Indeed, EMC has a positive record on a number of corporate governance issues. However the EMC Board is composed primarily of inside Directors (5 out of 8 Directors listed in the 2000 proxy were employees) and 2 others have close business relationships with EMC. In short, management dominates the Board. Especially in periods of economic difficulty, the widest possible breadth of perspectives on the company’s strategy and operations is imperative. The Board must be a thoughtful, independent voice and not a rubber stamp for management recommendations.

One of the problems of an “insider Board” is that key Board functions and committees such as nominating new Board members, and the Audit and Compensation Committees are heavily influenced by management. It is a conflict of interest for managers to decide their own compensation packages, audit the company’s financial records or develop the slate of Directors.

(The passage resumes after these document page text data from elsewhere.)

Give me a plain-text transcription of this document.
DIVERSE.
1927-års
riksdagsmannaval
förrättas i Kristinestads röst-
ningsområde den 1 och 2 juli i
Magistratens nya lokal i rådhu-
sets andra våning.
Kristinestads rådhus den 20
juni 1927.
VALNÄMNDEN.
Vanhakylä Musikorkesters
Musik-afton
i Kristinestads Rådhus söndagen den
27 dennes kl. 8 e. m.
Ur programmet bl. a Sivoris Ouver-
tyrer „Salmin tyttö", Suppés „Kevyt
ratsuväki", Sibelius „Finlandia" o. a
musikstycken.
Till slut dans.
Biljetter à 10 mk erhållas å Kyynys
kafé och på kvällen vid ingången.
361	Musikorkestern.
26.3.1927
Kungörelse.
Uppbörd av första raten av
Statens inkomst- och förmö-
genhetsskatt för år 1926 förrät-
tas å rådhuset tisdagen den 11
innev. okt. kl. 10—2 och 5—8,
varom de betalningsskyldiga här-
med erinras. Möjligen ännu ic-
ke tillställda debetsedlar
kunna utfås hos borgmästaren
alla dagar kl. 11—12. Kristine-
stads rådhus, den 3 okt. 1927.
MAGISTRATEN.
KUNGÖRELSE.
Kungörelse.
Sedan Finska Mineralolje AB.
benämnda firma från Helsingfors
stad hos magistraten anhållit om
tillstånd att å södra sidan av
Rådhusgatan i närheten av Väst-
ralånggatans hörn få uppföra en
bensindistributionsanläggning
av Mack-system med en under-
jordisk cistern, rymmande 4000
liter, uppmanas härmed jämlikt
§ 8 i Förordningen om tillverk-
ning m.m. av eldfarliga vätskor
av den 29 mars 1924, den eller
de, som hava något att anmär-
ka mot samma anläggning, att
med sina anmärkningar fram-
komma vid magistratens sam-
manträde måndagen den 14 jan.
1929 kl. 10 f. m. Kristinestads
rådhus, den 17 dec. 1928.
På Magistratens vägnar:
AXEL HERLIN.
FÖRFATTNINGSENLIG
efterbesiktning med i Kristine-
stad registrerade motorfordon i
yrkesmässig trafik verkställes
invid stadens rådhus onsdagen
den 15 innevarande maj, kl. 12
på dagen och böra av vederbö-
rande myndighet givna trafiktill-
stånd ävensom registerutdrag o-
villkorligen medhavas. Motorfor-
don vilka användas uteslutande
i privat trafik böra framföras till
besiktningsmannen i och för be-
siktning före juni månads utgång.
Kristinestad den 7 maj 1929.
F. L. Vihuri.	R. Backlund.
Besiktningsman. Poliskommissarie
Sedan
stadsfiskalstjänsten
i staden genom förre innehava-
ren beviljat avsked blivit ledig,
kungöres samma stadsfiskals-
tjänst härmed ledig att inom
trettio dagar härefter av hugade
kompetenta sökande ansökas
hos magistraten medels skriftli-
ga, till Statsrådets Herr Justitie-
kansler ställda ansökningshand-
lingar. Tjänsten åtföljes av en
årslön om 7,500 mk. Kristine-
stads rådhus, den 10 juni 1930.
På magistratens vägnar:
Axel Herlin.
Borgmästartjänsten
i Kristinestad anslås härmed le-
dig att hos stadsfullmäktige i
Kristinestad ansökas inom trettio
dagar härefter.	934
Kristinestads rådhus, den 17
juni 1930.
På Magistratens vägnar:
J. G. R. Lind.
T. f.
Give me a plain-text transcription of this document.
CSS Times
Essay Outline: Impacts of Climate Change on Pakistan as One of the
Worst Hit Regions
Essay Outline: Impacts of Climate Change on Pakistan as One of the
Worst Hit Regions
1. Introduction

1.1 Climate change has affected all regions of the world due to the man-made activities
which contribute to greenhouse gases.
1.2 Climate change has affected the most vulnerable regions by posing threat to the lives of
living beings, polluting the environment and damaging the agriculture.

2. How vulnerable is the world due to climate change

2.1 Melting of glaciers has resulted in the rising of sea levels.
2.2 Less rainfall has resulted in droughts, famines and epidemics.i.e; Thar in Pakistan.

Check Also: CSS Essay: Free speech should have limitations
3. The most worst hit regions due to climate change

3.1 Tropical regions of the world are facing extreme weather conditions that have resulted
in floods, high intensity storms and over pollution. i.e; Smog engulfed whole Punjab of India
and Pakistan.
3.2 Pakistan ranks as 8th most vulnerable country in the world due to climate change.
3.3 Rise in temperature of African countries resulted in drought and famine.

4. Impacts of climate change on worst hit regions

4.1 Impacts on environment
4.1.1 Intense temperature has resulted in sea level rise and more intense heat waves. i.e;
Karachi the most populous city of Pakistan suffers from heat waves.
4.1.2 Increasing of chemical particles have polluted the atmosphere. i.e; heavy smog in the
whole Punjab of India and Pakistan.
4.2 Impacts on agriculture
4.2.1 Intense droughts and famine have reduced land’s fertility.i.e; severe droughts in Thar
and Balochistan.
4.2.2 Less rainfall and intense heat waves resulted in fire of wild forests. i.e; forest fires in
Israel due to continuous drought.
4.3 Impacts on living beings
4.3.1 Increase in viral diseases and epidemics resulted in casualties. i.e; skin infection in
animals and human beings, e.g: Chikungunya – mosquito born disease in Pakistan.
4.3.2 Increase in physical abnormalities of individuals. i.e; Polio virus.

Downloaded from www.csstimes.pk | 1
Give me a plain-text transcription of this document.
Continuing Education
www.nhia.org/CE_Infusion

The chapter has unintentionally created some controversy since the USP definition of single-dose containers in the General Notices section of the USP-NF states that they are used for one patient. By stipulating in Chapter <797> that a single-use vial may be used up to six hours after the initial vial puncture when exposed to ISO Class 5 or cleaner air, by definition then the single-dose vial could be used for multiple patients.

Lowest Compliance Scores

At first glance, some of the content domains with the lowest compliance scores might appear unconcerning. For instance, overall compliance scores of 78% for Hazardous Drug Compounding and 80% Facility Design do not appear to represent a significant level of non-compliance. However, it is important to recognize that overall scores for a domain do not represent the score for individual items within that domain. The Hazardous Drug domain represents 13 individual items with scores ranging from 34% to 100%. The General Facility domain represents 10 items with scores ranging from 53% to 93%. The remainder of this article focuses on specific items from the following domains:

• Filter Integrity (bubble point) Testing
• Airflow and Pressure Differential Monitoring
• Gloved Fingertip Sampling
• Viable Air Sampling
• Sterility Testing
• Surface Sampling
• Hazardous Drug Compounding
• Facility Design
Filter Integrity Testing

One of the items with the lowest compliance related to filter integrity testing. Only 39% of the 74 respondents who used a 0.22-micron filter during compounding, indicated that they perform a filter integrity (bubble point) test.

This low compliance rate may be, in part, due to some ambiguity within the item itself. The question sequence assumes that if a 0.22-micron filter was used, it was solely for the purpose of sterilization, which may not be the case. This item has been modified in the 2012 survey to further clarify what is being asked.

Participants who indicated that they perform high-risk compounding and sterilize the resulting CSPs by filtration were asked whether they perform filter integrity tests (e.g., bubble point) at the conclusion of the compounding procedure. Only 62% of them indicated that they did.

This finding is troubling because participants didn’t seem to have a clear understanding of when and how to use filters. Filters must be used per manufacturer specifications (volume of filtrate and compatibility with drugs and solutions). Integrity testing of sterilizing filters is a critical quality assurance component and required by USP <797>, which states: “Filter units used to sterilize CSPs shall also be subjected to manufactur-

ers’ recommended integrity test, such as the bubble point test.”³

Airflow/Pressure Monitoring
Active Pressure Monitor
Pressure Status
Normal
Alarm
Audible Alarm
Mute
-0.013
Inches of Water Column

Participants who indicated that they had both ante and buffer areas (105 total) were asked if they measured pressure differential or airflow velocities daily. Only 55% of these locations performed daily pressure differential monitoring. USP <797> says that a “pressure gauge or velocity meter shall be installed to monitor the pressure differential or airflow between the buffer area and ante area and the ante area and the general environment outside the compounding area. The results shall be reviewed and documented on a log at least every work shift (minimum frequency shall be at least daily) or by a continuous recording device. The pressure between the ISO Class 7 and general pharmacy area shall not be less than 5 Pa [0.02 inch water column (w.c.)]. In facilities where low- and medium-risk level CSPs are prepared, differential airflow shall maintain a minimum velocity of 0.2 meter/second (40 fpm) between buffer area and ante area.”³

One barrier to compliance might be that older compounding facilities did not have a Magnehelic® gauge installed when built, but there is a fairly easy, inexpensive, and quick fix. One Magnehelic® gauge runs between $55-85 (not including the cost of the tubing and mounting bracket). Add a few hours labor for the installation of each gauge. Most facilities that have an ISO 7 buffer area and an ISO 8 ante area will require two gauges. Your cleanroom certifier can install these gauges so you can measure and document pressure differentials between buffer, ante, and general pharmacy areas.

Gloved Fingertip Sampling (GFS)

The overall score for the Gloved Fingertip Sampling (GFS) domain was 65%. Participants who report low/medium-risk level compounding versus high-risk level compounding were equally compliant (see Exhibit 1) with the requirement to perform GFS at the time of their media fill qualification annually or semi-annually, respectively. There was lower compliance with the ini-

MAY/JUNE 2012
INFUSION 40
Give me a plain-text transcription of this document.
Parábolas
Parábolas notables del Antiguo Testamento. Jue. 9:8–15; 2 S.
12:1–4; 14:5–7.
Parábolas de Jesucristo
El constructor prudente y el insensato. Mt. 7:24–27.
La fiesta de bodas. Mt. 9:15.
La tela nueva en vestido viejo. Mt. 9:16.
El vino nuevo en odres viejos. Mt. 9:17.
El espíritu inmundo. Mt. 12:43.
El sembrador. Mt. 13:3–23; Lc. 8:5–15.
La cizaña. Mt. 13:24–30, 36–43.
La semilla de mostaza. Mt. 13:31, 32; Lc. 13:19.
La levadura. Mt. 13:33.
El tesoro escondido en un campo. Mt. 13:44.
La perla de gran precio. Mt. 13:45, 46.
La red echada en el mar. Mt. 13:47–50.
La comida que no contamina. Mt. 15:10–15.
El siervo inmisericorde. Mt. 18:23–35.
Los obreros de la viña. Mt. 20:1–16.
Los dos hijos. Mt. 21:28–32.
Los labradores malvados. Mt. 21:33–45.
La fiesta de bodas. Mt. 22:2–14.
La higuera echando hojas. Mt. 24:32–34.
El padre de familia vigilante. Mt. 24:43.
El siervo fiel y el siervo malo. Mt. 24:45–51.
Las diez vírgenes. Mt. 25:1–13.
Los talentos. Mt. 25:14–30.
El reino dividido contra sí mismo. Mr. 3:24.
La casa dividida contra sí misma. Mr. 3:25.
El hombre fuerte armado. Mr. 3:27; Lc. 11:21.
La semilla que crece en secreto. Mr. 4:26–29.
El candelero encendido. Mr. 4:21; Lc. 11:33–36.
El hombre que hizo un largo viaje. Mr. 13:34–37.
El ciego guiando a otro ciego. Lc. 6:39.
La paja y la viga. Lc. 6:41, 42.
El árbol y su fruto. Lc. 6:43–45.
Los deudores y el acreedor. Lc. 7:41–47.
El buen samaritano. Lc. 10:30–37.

America’s corporate leaders seem to recognize the value of Board independence. As far back as 1992, a survey of 600 directors of Fortune 1000 companies endorsed by the Business Roundtable found that 93% believed that a majority of the Board should be composed of outside, independent Directors and a majority felt the Nominating Committee should consist entirely of outside Directors. As shareowners we agree. We need Directors who are not current or former executives of EMC or representatives of major suppliers or customers.

Many U.S. corporations have adopted Codes or Governance Principles that include a commitment to a Board with a majority of outside, truly independent Directors. In addition, many institutional investors, including some of the largest pension funds in the United States, actively support independent Boards. The Council of Institutional Investors, a prestigious association of pension funds with portfolios valued over $1 trillion, has supported Board independence in its governance guidelines. In fact, scores of shareholder resolutions asking for policies of Board independence have received majority shareholder votes.

We are well aware that the shareholders elect the Board, but they do so in response to the slate submitted by the Board. Thus we request that the Board take steps to ensure an independent Board by providing shareowners with new independent candidates for whom to vote.

We believe good corporate governance requires that such changes in EMC policy and practice be phased in as soon as possible Thus, we urge our fellow shareholders to vote for the following resolution:

Resolved: The shareholders request the Board of EMC take the steps necessary to nominate candidates for Director so that, if elected by the shareholders, there would be a majority of independent Directors. When sufficient independent Directors are elected we request that Audit, Compensation and Nominating Committees be composed entirely of independent Directors.